6.4.11 Household appliances, consumer electronics and office equipment
Energy use by household appliances, office equipment and consumer electronics, from now on referred to as ‘appliances’, is an important fraction of total electricity use in both households and workplaces (Kawamoto et al., 2001; Roth et al., 2002). This equipment is more than 40% of total residential primary energy demand in 11 large OECD nations (IEA, 2004f). The largest growth in electricity demand has been in miscellaneous equipment (home electronics, entertainment, communications, office equipment and small kitchen equipment), which has been evident in all industrialized countries since the early 1980s. Such miscellaneous equipment now accounts for 70% of all residential appliance electricity use in the 11 large OECD nations (IEA, 2004f). Appliances in some developing countries constitute a smaller fraction of residential energy demand. However, the rapid increase in their saturation in many dynamically developing countries such as China, especially in urban areas, demonstrates the expected rise in importance of appliances in the developing world as economies grow (Lawrence Berkeley National Laboratory, 2004).
On a primary energy basis appliances undoubtedly represent a larger portion of total energy use for residential than for commercial buildings. In the United States, for example, they account for almost 55% of total energy consumption in commercial buildings. Miscellaneous equipment and lighting combined account for more than half of total energy consumption in commercial buildings in the United States and Japan (Koomey et al., 2001; Murakami et al., 2006).
The most efficient appliances require a factor of two to five less energy than the least efficient appliances available today. For example, in the USA, the best horizontal-axis clothes-washing machines use less than half the energy of the best vertical-axis machines (FEMP, 2002), while refrigerator/freezer units meeting the current US standard (478 kWh/yr) require about 25% of the energy used by refrigerator/freezers sold in the USA in the late 1970s (about 1800 kWh/yr) and about 50% of energy used in the late 1980s. Available refrigerator/freezers of standard US size use less than 400 kWh/yr (Brown et al., 1998). However, this is still in excess of the average energy use by (generally smaller) refrigerators in Sweden, the Netherlands, Germany and Italy in the late 1990s (IEA, 2004f).

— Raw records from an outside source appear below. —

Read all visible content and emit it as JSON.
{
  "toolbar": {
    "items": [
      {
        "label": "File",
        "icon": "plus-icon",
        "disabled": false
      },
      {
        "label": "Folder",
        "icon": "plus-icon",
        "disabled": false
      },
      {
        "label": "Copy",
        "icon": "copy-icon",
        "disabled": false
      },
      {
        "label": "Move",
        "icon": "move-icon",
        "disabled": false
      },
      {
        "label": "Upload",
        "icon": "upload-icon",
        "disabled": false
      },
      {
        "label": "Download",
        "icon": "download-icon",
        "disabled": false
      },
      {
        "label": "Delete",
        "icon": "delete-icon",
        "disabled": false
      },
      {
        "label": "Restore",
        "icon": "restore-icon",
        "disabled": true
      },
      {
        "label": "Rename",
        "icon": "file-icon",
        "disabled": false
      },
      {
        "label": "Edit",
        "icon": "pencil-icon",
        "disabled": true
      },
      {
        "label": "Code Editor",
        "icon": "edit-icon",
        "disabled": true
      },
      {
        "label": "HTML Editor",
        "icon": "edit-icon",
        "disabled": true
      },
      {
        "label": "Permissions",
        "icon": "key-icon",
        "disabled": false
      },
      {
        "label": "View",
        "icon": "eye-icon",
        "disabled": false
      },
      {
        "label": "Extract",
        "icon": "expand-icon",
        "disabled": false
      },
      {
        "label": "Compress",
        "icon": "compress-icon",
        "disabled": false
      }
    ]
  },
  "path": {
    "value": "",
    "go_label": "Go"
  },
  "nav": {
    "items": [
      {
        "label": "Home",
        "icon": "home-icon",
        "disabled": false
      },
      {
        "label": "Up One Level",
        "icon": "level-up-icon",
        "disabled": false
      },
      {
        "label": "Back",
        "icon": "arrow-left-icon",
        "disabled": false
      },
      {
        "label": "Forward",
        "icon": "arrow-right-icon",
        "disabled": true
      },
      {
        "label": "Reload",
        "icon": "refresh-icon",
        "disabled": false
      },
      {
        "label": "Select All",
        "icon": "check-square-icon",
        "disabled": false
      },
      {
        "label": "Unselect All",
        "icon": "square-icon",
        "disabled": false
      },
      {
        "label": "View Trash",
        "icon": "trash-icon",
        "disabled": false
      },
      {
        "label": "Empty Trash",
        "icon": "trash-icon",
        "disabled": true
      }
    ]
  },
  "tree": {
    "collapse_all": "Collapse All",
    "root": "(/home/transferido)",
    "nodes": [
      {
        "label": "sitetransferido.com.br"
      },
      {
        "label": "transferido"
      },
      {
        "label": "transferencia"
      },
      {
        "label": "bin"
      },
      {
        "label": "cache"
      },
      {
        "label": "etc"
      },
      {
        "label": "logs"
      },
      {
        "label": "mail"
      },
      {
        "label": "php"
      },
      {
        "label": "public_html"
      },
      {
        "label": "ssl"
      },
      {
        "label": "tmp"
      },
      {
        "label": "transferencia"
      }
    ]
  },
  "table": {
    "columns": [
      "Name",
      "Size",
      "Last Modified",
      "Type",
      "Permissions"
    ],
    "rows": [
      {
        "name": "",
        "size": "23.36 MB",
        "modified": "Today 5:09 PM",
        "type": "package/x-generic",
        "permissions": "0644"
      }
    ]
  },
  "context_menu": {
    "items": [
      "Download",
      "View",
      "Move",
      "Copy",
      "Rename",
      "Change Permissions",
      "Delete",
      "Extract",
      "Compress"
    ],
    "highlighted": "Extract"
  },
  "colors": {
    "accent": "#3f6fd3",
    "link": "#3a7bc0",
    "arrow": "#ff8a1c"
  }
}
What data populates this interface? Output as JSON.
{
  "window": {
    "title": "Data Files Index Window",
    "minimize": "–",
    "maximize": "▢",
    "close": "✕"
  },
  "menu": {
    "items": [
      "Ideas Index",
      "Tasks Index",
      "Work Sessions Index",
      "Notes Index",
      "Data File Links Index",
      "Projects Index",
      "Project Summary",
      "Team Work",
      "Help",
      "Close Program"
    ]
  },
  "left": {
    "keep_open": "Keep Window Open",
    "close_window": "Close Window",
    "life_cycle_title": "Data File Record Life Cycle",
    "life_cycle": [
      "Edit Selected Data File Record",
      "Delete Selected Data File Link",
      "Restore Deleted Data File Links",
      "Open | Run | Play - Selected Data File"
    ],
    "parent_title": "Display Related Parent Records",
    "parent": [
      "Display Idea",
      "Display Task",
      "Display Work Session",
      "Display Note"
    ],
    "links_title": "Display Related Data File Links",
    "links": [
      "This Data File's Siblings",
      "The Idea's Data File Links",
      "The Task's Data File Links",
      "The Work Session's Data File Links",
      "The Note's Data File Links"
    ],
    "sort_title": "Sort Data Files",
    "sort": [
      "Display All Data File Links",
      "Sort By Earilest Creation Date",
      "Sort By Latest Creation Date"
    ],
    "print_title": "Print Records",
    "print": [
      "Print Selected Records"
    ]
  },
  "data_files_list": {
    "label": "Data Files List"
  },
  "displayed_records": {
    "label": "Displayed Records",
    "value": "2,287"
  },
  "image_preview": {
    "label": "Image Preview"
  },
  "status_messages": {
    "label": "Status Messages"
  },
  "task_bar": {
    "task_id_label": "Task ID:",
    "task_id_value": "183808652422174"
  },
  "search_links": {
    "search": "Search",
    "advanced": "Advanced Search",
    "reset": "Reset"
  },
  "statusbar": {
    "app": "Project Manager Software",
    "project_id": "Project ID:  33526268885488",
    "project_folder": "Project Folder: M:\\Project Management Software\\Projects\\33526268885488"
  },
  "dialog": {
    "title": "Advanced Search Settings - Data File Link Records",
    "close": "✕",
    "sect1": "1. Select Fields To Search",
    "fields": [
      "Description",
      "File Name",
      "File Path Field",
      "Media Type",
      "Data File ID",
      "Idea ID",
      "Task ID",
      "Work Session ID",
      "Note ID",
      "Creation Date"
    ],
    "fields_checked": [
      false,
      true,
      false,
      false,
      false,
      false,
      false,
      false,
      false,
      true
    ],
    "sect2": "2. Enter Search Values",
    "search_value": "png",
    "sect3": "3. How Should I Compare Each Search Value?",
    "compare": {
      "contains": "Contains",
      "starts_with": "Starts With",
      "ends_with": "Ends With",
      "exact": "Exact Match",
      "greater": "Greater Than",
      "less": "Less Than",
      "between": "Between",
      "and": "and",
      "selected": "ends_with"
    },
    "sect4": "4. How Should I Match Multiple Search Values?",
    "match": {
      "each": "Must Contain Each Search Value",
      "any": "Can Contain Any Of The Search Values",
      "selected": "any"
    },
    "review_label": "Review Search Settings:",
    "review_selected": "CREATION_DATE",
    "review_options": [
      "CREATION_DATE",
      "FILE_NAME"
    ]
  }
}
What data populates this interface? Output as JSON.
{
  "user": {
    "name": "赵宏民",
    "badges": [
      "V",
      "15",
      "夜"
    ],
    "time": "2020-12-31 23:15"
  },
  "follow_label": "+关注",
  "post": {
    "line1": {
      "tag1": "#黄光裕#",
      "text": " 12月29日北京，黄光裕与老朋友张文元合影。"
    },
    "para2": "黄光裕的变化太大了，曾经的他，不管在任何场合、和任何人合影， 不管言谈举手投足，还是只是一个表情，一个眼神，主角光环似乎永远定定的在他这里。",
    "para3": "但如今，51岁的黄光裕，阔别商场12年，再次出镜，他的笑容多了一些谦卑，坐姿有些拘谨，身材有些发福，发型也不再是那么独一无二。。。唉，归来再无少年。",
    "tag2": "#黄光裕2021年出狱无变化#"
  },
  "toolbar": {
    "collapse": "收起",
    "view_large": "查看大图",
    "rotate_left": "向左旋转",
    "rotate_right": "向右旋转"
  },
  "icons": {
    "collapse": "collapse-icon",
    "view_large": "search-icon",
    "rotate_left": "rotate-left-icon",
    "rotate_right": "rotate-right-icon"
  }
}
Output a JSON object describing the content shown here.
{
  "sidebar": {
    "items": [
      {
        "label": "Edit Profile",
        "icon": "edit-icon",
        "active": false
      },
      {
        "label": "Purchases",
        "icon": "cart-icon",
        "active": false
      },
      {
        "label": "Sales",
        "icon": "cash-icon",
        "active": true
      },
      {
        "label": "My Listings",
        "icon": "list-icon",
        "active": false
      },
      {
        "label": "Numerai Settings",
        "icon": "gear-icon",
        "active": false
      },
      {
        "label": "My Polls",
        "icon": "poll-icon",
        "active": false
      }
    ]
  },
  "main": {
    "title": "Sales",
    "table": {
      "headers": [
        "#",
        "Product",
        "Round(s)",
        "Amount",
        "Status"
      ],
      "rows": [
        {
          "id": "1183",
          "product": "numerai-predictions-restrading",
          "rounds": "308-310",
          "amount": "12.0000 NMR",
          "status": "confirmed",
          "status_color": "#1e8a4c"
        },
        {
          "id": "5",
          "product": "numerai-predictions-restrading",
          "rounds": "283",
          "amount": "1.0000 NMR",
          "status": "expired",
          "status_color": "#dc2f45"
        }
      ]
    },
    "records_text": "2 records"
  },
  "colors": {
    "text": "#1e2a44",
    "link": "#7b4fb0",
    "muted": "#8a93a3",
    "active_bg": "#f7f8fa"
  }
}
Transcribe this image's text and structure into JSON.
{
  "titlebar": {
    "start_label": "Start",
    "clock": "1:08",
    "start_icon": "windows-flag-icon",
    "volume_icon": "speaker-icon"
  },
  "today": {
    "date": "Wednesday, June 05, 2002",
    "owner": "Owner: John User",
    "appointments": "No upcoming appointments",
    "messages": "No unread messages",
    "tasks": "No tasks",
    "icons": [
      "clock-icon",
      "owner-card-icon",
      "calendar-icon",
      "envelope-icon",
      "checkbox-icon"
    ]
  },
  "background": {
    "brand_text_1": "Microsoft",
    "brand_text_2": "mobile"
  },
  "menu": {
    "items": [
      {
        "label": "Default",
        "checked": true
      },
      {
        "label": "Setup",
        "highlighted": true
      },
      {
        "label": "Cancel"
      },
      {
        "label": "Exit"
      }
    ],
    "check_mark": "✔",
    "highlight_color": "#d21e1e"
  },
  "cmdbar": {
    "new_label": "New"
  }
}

Standby and low power mode use by consumer electronics (i.e., energy used when the machine is turned off) in a typical household in many countries often exceeds the energy used by a refrigerator/freezer unit that meets the latest US standards, that is often more than 500 kWh/yr, (Bertoldi et al., 2002). The growing proliferation of electronic equipment such as set-top boxes for televisions, a wide variety of office equipment (in homes as well as offices) and sundry portable devices with attendant battery chargers – combined with inefficient power supplies (Calwell and Reeder, 2002) and highly inefficient circuit designs that draw unnecessary power in the resting or standby modes – have caused this equipment to be responsible for a large fraction of the electricity demand growth in both residential and commercial buildings in many nations. Efforts are underway especially at the International Energy Agency and several countries (e.g., Korea, Australia, Japan and China) to reduce standby energy use by a factor of two to three (Ross and Meier, 2002; Fung et al., 2003). Electricity use by office equipment may not yet be large compared to electricity use by the HVAC system, but (as noted) it is growing rapidly and is already an important source of internal heat gain in offices and some other commercial buildings. The biggest savings opportunities are: 1) improved power supply efficiency in both active and low-power modes, 2) redesigned computer chips that reduce electricity use in low-power mode, and 3) repeated reminders to users to turn equipment off during non-working hours.
The cooking stove, already referred to in Section 220.127.116.11 for heating, is a major energy-using appliance in developing countries. However, there is particular concern about emissions of products of incomplete combustion described in that section. Two-and-a-half billion people in developing countries depend on biomass, such as wood, dung, charcoal and agricultural residues, to meet their cooking energy needs (IEA, 2006e). Options available to reduce domestic cooking energy needs include: 1) improved efficiency of biomass stoves; 2) improved access to clean cooking fuels, both liquid and gaseous; 3) access to electricity and low-wattage and low-cost appliances for low income households; 4) non-electric options such as solar cookers; 5) efficient gas stoves; and 6) small electric cooking equipment such as microwaves, electric kettles or electric frying pans. Improved biomass stoves can save from 10 to 50% of biomass consumption for the same cooking service (REN21 (Renewable Energy Policy Network), 2005) at the same time reducing indoor air pollution by up to one-half. Although the overall impact on emissions from fuel switching can be either positive or negative, improved modern fuels and greater conversion efficiency would result in emission reductions from all fuels (IEA, 2006e).